SM-BC almost didn’t need to support any sort of “consistency group” feature. We could have scoped that feature to just single volumes. Each individual volume could have been replicated and able to be failed over as a single entity.

However, what if you needed a business continuity plan for three databases, one application server, and all four boot LUNs? Sure, you might be able to put all that data into a single volume, but it’s likely that your overall data protection, performance, monitoring, and management needs would require the use of more than one volume.

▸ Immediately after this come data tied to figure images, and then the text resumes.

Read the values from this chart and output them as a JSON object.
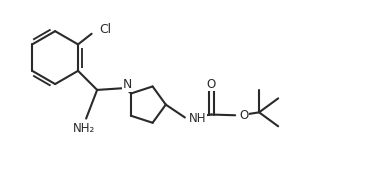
{
  "bg_color": "#ffffff",
  "line_color": "#2a2a2a",
  "line_width": 1.5,
  "font_size": 8.5,
  "fig_width": 3.71,
  "fig_height": 1.85,
  "xlim": [
    0,
    10.0
  ],
  "ylim": [
    0,
    5.0
  ]
}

Here’s how that affects data consistency with SM-BC. Say you’ve provisioned four volumes. The key is that a business continuity plan requires all 4 of those volumes entering and exiting a consistent replication state as a single unit.

We don’t want to have a situation where the storage system is recovering from an interruption in site-to-site connectivity with one volume in an RPO=0 state, while the other three volumes are still synchronizing. A failure at that moment would leave you with mismatched volumes at the destination site. One of them would be later in time than others. That’s why we base your SM-BC relationships on CGs. ONTAP ensures those included volumes enter and exit an RPO=0 state as a single unit.

Native ONTAP Consistency Groups

Finally, ONTAP also allows you to configure advanced consistency groups within ONTAP itself. The results are similar to what you’d get with the API calls I mentioned above, except now you don’t have to install extra software like SnapCenter or write a script.

Here’s an example of how you might use ONTAP Consistency Groups:

In this example, I have an Oracle database with datafiles distributed across 4 volumes located on 4 different controllers. I often do that to ensure my IO load is guaranteed to be evenly distributed across all controllers in the entire cluster. I also have my logs in 3 different volumes, plus I have a volume for my Oracle binaries.

The point of the ONTAP Consistency Group feature is to enable users to manage applications and application components, and not worry about LUNs and individual volumes. Once I add this CG (which is composed of two child CGs), I can do things like schedule snapshots for the application itself. The result is a CG snapshot of the entire application. I can now use those snapshots for cloning, restoration or replication.

I can also work at a more granular level. For example, I could do a traditional Oracle hot backup procedure as follows:

```
 “alter database begin backup;”
```

 POST /application/consistency-groups/(Datafiles)/snapshots

```
“alter database end backup;”
```

“alter database archive log current;”

POST /application/consistency-groups/(Logs)/snapshots

The result of that is a set of volume snapshots, one of the datafiles and one of the logs, which are recoverable using a standard Oracle backup procedure.

Specifically, the datafiles were in backup mode when a snapshot of the first CG was taken. That’s the starting point for a restoration. I then removed the database from backup mode and forced a log switch before making the API call to create a snapshot of the log CG. The snapshot of the log CG now contains the required logs for making that datafile snapshot consistent.

(Note: You don’t really have to place an Oracle database in backup mode since 12cR1, but most DBA’s are more comfortable with that additional step)

Those two sets of snapshots constitute a restorable, clonable, usable backup. I’m not operating on LUNs or filesystems; I’m making API calls against CGs. It’s application-centric management. There’s no need to change my automation strategy as the application evolves over time and I add new volumes or LUNs, because I’m just operating on named CGs. It even works the same with SAN and file-based storage.

We’ve got all sorts of idea of how to keep expanding this vision of application-centric storage management, so keep checking in with us.